An exposition of Matthew 18:21-35. This message by Pastor Rod Harris was delivered at Trinity Baptist Church on Sunday evening, November 23, 2014.
I don’t know if you’ve noticed but good relationships require hard work! They do not come “naturally.” They require constant maintenance and it is an unending battle. You may be thinking, “What kind of relationships is he talking about? What kind of relationship requires constant battling? It must be a mother-in-law thing.” No, I mean common, ordinary, run or the mill relationships. If you are going to maintain a good, healthy relationship with anyone, you will have to work at it. Whether it is a relationship with a spouse, a child, a parent, a friend, and a coworker – relationships are work. There will be hurt feelings, differences of opinion, different perspectives and that leads to conflict. The question then is how do you respond to conflict? How do you respond to strained relationships? That is at the heart of Jesus’ teaching recorded for us in Matthew chapter 18.
In the early part of the chapter our Lord instructs us about “greatness” in the Kingdom of heaven. He says we must become child-like if we desire greatness. He then warns about our actions causing others to stumble or falter in their faith. Then in verses 15-20 he deals specifically with seeking restoration for fractured relationships. He tells us that, as individuals, we must be willing to pursue every avenue of reconciliation. And he says that as a church, we must be willing to safeguard the fellowship. The driving force or concern about each of these actions is the sake of the Gospel and the extension of God’s Kingdom. In our text this evening this thought is taken a step further.
Text: Matthew 18:21-35
Do you ever struggle with forgiveness? Not asking for it – granting it. Do you easily forgive others? Are you quick to forgive? Keep in mind we are talking about forgiveness and not probation. There is a difference.
Do you get “historical” whenever someone asks you for forgiveness?

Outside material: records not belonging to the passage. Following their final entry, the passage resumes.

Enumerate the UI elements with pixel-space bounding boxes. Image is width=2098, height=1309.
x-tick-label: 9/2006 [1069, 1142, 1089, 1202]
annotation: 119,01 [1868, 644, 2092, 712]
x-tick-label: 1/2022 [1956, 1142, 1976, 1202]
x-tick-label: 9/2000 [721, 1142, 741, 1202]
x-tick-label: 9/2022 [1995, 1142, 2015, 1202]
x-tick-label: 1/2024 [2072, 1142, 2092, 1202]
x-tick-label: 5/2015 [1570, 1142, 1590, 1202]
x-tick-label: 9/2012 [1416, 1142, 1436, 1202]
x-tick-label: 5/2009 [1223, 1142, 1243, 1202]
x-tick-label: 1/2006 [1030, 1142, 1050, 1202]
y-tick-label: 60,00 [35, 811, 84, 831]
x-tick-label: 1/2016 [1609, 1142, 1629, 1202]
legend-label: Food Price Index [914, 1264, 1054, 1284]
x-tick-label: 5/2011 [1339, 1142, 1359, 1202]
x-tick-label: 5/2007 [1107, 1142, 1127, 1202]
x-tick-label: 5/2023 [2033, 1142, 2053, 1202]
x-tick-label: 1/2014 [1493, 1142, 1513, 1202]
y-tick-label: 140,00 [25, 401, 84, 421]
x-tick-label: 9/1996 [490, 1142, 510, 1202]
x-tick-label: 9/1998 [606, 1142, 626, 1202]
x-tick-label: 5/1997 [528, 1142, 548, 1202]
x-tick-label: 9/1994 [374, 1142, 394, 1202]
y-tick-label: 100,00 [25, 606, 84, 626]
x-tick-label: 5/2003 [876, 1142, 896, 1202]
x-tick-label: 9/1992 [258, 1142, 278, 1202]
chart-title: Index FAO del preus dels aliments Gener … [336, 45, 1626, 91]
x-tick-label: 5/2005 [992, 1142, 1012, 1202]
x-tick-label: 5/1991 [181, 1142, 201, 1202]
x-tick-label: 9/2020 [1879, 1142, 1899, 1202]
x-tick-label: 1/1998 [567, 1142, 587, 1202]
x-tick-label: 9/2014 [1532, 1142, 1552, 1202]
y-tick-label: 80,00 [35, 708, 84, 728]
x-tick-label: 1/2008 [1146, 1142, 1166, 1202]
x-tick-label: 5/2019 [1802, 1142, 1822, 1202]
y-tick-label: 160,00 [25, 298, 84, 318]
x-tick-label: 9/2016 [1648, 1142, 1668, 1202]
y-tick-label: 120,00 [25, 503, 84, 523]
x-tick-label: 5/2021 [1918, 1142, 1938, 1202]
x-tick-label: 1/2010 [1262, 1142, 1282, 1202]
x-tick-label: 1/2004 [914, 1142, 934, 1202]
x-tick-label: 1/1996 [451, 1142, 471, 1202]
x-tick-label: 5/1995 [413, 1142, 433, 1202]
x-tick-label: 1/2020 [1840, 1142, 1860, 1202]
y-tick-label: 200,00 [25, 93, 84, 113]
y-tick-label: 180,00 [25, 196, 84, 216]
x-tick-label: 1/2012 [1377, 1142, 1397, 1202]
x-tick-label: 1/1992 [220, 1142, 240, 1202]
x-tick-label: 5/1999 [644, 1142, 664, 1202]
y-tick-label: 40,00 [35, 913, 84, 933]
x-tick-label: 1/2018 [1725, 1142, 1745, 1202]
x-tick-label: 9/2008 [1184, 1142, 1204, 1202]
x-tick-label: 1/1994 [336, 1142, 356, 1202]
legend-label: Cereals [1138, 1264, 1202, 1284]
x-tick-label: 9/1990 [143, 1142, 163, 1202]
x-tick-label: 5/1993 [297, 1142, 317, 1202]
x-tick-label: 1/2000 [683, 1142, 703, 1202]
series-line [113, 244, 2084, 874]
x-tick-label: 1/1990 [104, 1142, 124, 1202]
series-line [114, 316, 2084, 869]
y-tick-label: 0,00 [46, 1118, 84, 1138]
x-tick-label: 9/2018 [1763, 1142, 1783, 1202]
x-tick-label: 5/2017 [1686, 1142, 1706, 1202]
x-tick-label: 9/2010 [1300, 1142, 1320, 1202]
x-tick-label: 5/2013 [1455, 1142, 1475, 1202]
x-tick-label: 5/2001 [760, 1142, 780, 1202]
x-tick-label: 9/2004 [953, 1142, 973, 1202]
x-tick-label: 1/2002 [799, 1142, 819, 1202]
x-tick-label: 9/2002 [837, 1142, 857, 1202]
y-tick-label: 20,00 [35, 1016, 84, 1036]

Note the context of this passage. It is found in a question asked in verses 21-22.
Remember the issue in 15-20 is reconciliation.
It related to dealing with a brother who had sinned against you.
How must you respond?
Immediately Peter came to Jesus with a question. I’m convinced Peter was a Baptist preacher – he asked and then answered his own question!
“Lord, how many times should I forgive my brother when he sins against me? Up to seven times?”
The typical rabbinical teaching of the day suggested that you are to forgive your brother three times. For the fourth there is no forgiveness. The conventional wisdom of the day had set a standard. And given the attitude of the world of that time it was fairly generous. The ancient world was not a “forgiving place.” Character traits such as humility, service and self-restraint were not considered virtuous by most folks. The rabbis taught that you must forgive – three times.
Peter doubled that and threw in one more for good measure. That brought the number up to seven – the perfect number. The number representative of the divine. You can almost see the smile of self-satisfaction on Peter’s face. He was proud. You know he has given a good answer before. He is confident he has done it again. He is fully expecting another, “blessed are you Simon son of John. Flesh and blood has not revealed this to you but rather my Father in heaven.” But our Lord’s response shocked Peter and his fellow disciples as our Lord laid down one of the principle laws of kingdom living.
Through this passage we are reminded that:
Thesis: Kingdom living demands a life of perpetual forgiveness.
Forgiveness, grace and mercy are to mark the church of the Lord Jesus. As the church we are to be distinct, different, set apart, unique in both our attitude and our actions. Yet some of the most bitter, hateful, cold and malicious people I’ve ever met are members of Baptist churches. I’ve met people who say they have the life of God flowing through them and yet they bear grudges. They harbor unforgiveness. They nurse old wounds and they can’t move beyond things that happened years ago. Beloved, it ought not to be.
There are two things I want us to note in this text. We’ll note the principle laid down and then the rationale behind the principle.
- The principle stated (18:22)
- How are we to fulfill this command? (18:23-35)
There are two great truths driving this response of forgiveness.
- Forgiveness flows from your experience of God’s grace and forgiveness. (18:23-27)
- The failure to recognize the extent of God’s grace to us, results in a calloused, unforgiving heart. (18:28-30)
As the people of God we are called to a life of perpetual forgiveness. We can do this because we have experienced the grace of God. We forgive because we are forgiven. I am forgiven by the grace of God and it is by the grace of God I forgive others. Relationships are work. I am responsible before God to do all within my power to be right with others. That will demand a life of forgiveness and grace.